At present, design collaboration is almost the same, but more difficult to achieve than in the past. Namely, the design process is characterised by specialists’ delocation or different workplaces. This is exacerbated by a now globalised society that is supported by ICT tools and in particular requires desynchronous or asynchronous information exchanges in which both delocation and desynchronisation pose more complex problems in ‘communication’ and in

‘interpreting and understanding the contents of complex information’. This resuls in misunderstanding and conflict (Carrara, 2012). In addition, there is still concern regarding the loss of information between designers during the collaborative design process, which requires amendments (Du, Jing, & Liu, 2012).

Moreover, problems in collaboration occur naturally as several specialists have unique experiences. Moreover, Carrara (2012), Sun et al. (2015) and Poole (2011) state that the main problems arise with communication, interpretation, and understanding. Problems with communication are, in part, caused by social problems or cultural boundaries that lead to issues with information exchange. This can be due to misinformation and the misunderstanding of messages and can result in conflict (Carrara, 2012; Poole, 2011 cited in Sun, Mollaoglu, Miller,

& Manata, 2015). Sun et al. (2015) demonstrate that specialists with different experiences create difficulties in the interpretation and understanding of collaborative design. Similarly, Carrara (2012) points out that, the different worldviews of specialists require a greater understanding of the language and conventions in each discipline, whilst Leon and Laing (2013a) agree that the various glossaries utilised by different AEC professionals need to be communicated to develop a common ground for sharing and understanding.

Moreover, both the misunderstanding and misinterpretation of information are problems described by Carrara (2012), who explained that professionals involved in collaboration processes use different methods and notational forms to communicate their work, such as different kinds of drawings, numbers, and shorthand references for standard materials.

Naturally, one professional discipline is not knowledgeable about another discipline’s representations; however, this creates difficulty when communicating and can perpetuate a lack of understanding which leads to misunderstandings and errors.
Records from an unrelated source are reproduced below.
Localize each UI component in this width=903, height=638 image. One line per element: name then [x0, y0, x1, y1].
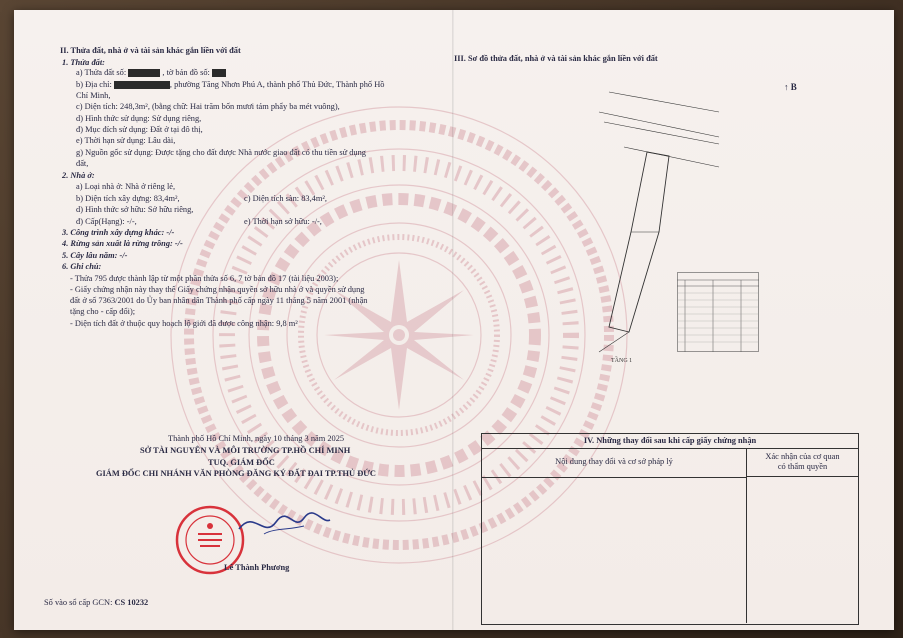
house-ownership: d) Hình thức sở hữu: Sở hữu riêng,: [76, 205, 194, 214]
note-2c: tặng cho - cấp đổi);: [70, 307, 136, 316]
map-sheet-label: , tờ bản đồ số:: [162, 68, 210, 77]
address-rest: , phường Tăng Nhơn Phú A, thành phố Thủ Đức, Thành phố Hồ: [169, 80, 385, 89]
column-divider: [746, 477, 747, 623]
land-parcel-line: [76, 68, 226, 79]
house-section-title: 2. Nhà ở:: [62, 171, 95, 180]
registry-label: Số vào sổ cấp GCN:: [44, 598, 113, 607]
coordinate-table-icon: [677, 272, 759, 352]
planted-forest: 4. Rừng sản xuất là rừng trồng: -/-: [62, 239, 183, 248]
house-term: e) Thời hạn sở hữu: -/-,: [244, 217, 322, 226]
land-section-title: 1. Thửa đất:: [62, 58, 105, 67]
area-line: c) Diện tích: 248,3m², (bằng chữ: Hai trăm bốn mươi tám phẩy ba mét vuông),: [76, 102, 340, 111]
registry-number: CS 10232: [114, 598, 149, 607]
issue-date: Thành phố Hồ Chí Minh, ngày 10 tháng 3 năm 2025: [168, 434, 345, 443]
authority-line-2: có thẩm quyền: [777, 462, 828, 471]
perennial-trees: 5. Cây lâu năm: -/-: [62, 251, 128, 260]
redacted-parcel: [128, 69, 160, 77]
parcel-label: a) Thửa đất số:: [76, 68, 127, 77]
note-2b: đất ở số 7363/2001 do Ủy ban nhân dân Thành phố cấp ngày 11 tháng 5 năm 2001 (nhận: [70, 296, 368, 305]
note-1: - Thửa 795 được thành lập từ một phần thửa số 6, 7 tờ bản đồ 17 (tài liệu 2003);: [70, 274, 339, 283]
north-label: B: [790, 82, 797, 92]
house-floor-area: c) Diện tích sàn: 83,4m²,: [244, 194, 327, 203]
north-arrow: [784, 82, 797, 92]
department-name: SỞ TÀI NGUYÊN VÀ MÔI TRƯỜNG TP.HỒ CHÍ MINH: [140, 446, 351, 455]
map-caption: TẦNG 1: [611, 358, 633, 364]
address-label: b) Địa chỉ:: [76, 80, 112, 89]
usage-purpose: đ) Mục đích sử dụng: Đất ở tại đô thị,: [76, 125, 203, 134]
redacted-sheet: [212, 69, 226, 77]
north-arrow-icon: ↑: [784, 82, 789, 92]
house-build-area: b) Diện tích xây dựng: 83,4m²,: [76, 194, 180, 203]
usage-term: e) Thời hạn sử dụng: Lâu dài,: [76, 136, 176, 145]
usage-form: d) Hình thức sử dụng: Sử dụng riêng,: [76, 114, 202, 123]
note-3: - Diện tích đất ở thuộc quy hoạch lộ giới đã được công nhận: 9,8 m²: [70, 319, 298, 328]
address-line: [76, 80, 384, 91]
redacted-address: [114, 81, 170, 89]
house-grade: đ) Cấp(Hạng): -/-,: [76, 217, 137, 226]
center-fold: [452, 10, 454, 630]
director-title: GIÁM ĐỐC CHI NHÁNH VĂN PHÒNG ĐĂNG KÝ ĐẤT ĐAI TP.THỦ ĐỨC: [96, 469, 376, 478]
changes-column-header: Nội dung thay đổi và cơ sở pháp lý: [482, 449, 747, 478]
note-2a: - Giấy chứng nhận này thay thế Giấy chứng nhận quyền sở hữu nhà ở và quyền sử dụng: [70, 285, 365, 294]
notes-title: 6. Ghi chú:: [62, 262, 102, 271]
changes-table: [481, 433, 859, 625]
registry-line: [44, 598, 148, 609]
signer-name: Lê Thành Phương: [224, 563, 290, 572]
changes-title: IV. Những thay đổi sau khi cấp giấy chứng nhận: [482, 434, 858, 449]
usage-origin-cont: đất,: [76, 159, 89, 168]
usage-origin: g) Nguồn gốc sử dụng: Được tặng cho đất được Nhà nước giao đất có thu tiền sử dụng: [76, 148, 366, 157]
certificate-paper: [14, 10, 894, 630]
authorization: TUQ. GIÁM ĐỐC: [208, 458, 275, 467]
signature-icon: [234, 504, 334, 544]
other-construction: 3. Công trình xây dựng khác: -/-: [62, 228, 175, 237]
authority-line-1: Xác nhận của cơ quan: [765, 452, 840, 461]
section2-title: II. Thửa đất, nhà ở và tài sản khác gắn liền với đất: [60, 46, 241, 55]
house-type: a) Loại nhà ở: Nhà ở riêng lẻ,: [76, 182, 176, 191]
address-cont: Chí Minh,: [76, 91, 111, 100]
authority-column-header: [747, 449, 858, 477]
section3-title: III. Sơ đồ thửa đất, nhà ở và tài sản khác gắn liền với đất: [454, 54, 658, 63]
However, this can be solved by

‘simplifying communication’, which means that the design representation of each professional must be included by other professionals during the information exchange (Carrara, 2012). Sun

et al. (2015) agree with Dossick and Neff (2011) who propose the use of ‘messy talk’ and informal communication to overcome the problem of communication among different professions; this can further contribute to project success by optimising complex-problem solving (Sun et al., 2015).

Du et al. (2012) raised the issue of lost information between professionals due to the collaborative nature of the design process; they argued that these professionals can usually exchange design information through video conferencing, audio talking, online chatting and e-mail. However, the information shared through these means can be disorganised, out of sequence, and full of digression. Email is a kind of text communication, which can confuse and distract users from their normal and automatic emails (Sharif, Matthews, & Lockley, 2012).
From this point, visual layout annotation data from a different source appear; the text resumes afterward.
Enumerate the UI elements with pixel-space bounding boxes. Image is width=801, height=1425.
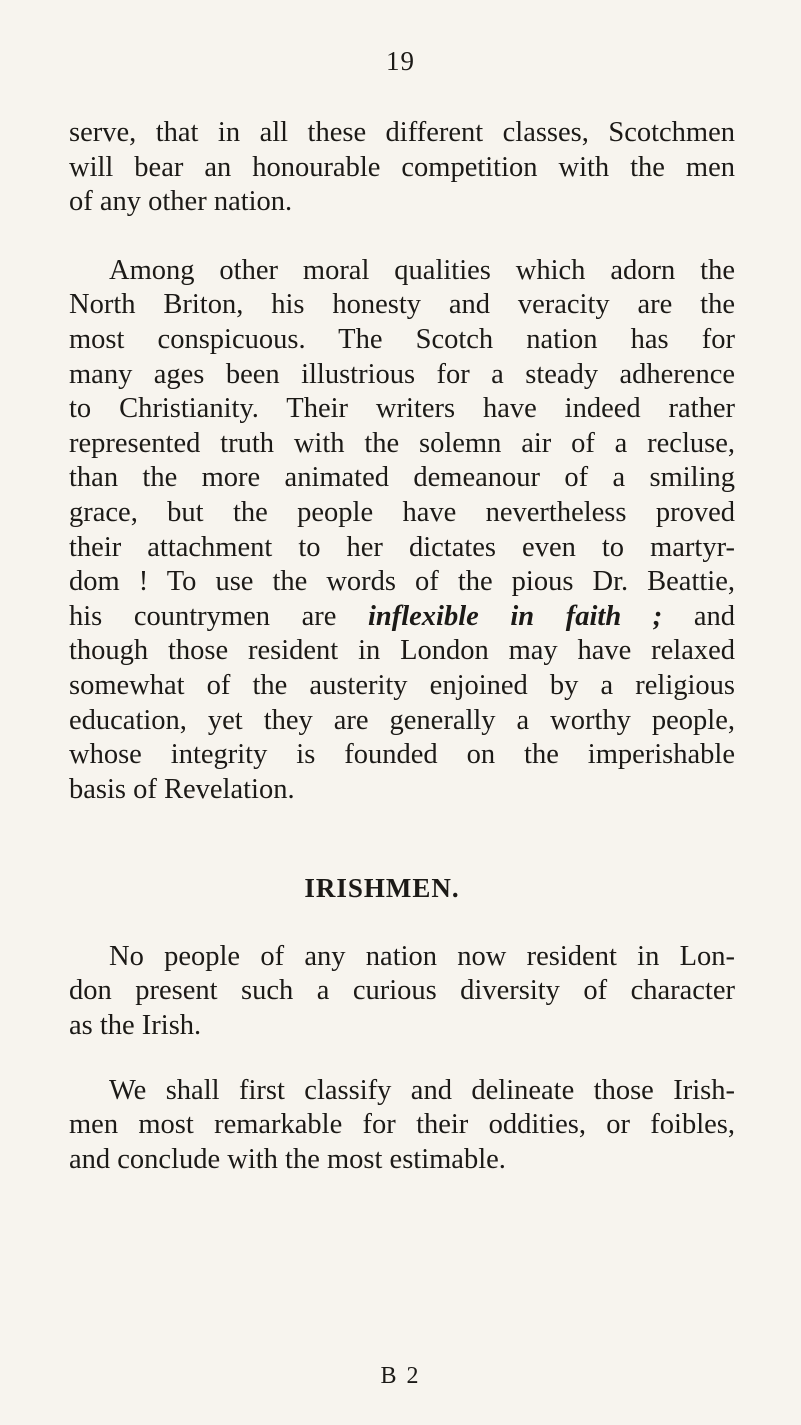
text-run: his countrymen are	[69, 600, 368, 632]
text-line: most conspicuous. The Scotch nation has for	[69, 323, 735, 355]
paragraph-scotchmen-conclusion	[69, 116, 735, 220]
text-line: Among other moral qualities which adorn the	[109, 254, 735, 286]
paragraph-north-briton	[69, 254, 735, 808]
italic-quote: inflexible in faith ;	[367, 600, 663, 632]
text-line: represented truth with the solemn air of a recluse,	[69, 427, 735, 459]
text-line: We shall first classify and delineate those Irish-	[109, 1074, 735, 1106]
text-line: will bear an honourable competition with the men	[69, 151, 735, 183]
text-line: of any other nation.	[69, 186, 293, 218]
text-line: than the more animated demeanour of a smiling	[69, 462, 735, 494]
body-text	[69, 116, 735, 1177]
text-line: basis of Revelation.	[69, 773, 295, 805]
paragraph-irish-classify	[69, 1074, 735, 1178]
text-line: grace, but the people have nevertheless proved	[69, 496, 735, 528]
text-line: education, yet they are generally a worthy people,	[69, 704, 735, 736]
text-line: though those resident in London may have relaxed	[69, 635, 735, 667]
text-line: as the Irish.	[69, 1010, 202, 1042]
text-line: and conclude with the most estimable.	[69, 1143, 506, 1175]
text-line: somewhat of the austerity enjoined by a religious	[69, 669, 735, 701]
text-line: men most remarkable for their oddities, or foibles,	[69, 1109, 735, 1141]
text-run: and	[662, 600, 735, 632]
text-line: North Briton, his honesty and veracity are the	[69, 289, 735, 321]
text-line: No people of any nation now resident in Lon-	[109, 940, 735, 972]
page-number: 19	[386, 46, 415, 76]
signature-mark: B 2	[380, 1363, 421, 1389]
text-line: dom ! To use the words of the pious Dr. Beattie,	[69, 566, 735, 598]
paragraph-irish-diversity	[69, 940, 735, 1044]
text-line-mixed	[69, 600, 735, 635]
text-line: to Christianity. Their writers have indeed rather	[69, 393, 735, 425]
text-line: whose integrity is founded on the imperishable	[69, 739, 735, 771]
section-heading: IRISHMEN.	[304, 873, 460, 904]
text-line: their attachment to her dictates even to martyr-	[69, 531, 735, 563]
text-line: don present such a curious diversity of character	[69, 975, 735, 1007]
text-line: many ages been illustrious for a steady adherence	[69, 358, 735, 390]
text-line: serve, that in all these different classes, Scotchmen	[69, 117, 735, 148]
Therefore, there is a variety of channels of communication which can be used to work collaboratively. The contents of communication and collaboration are an important source of evidence and knowledge, which should be preserved and stored for future retrieval. Usually, design professionals use meetings as the main channel of communication, with instant messaging and social media applications adopted for only basic communication due to the complexity of design images and content. For in Thailand, multidisciplinary professionals use a variety of communication channels similarly appear in the findings of this research (see section 5.4.1.3).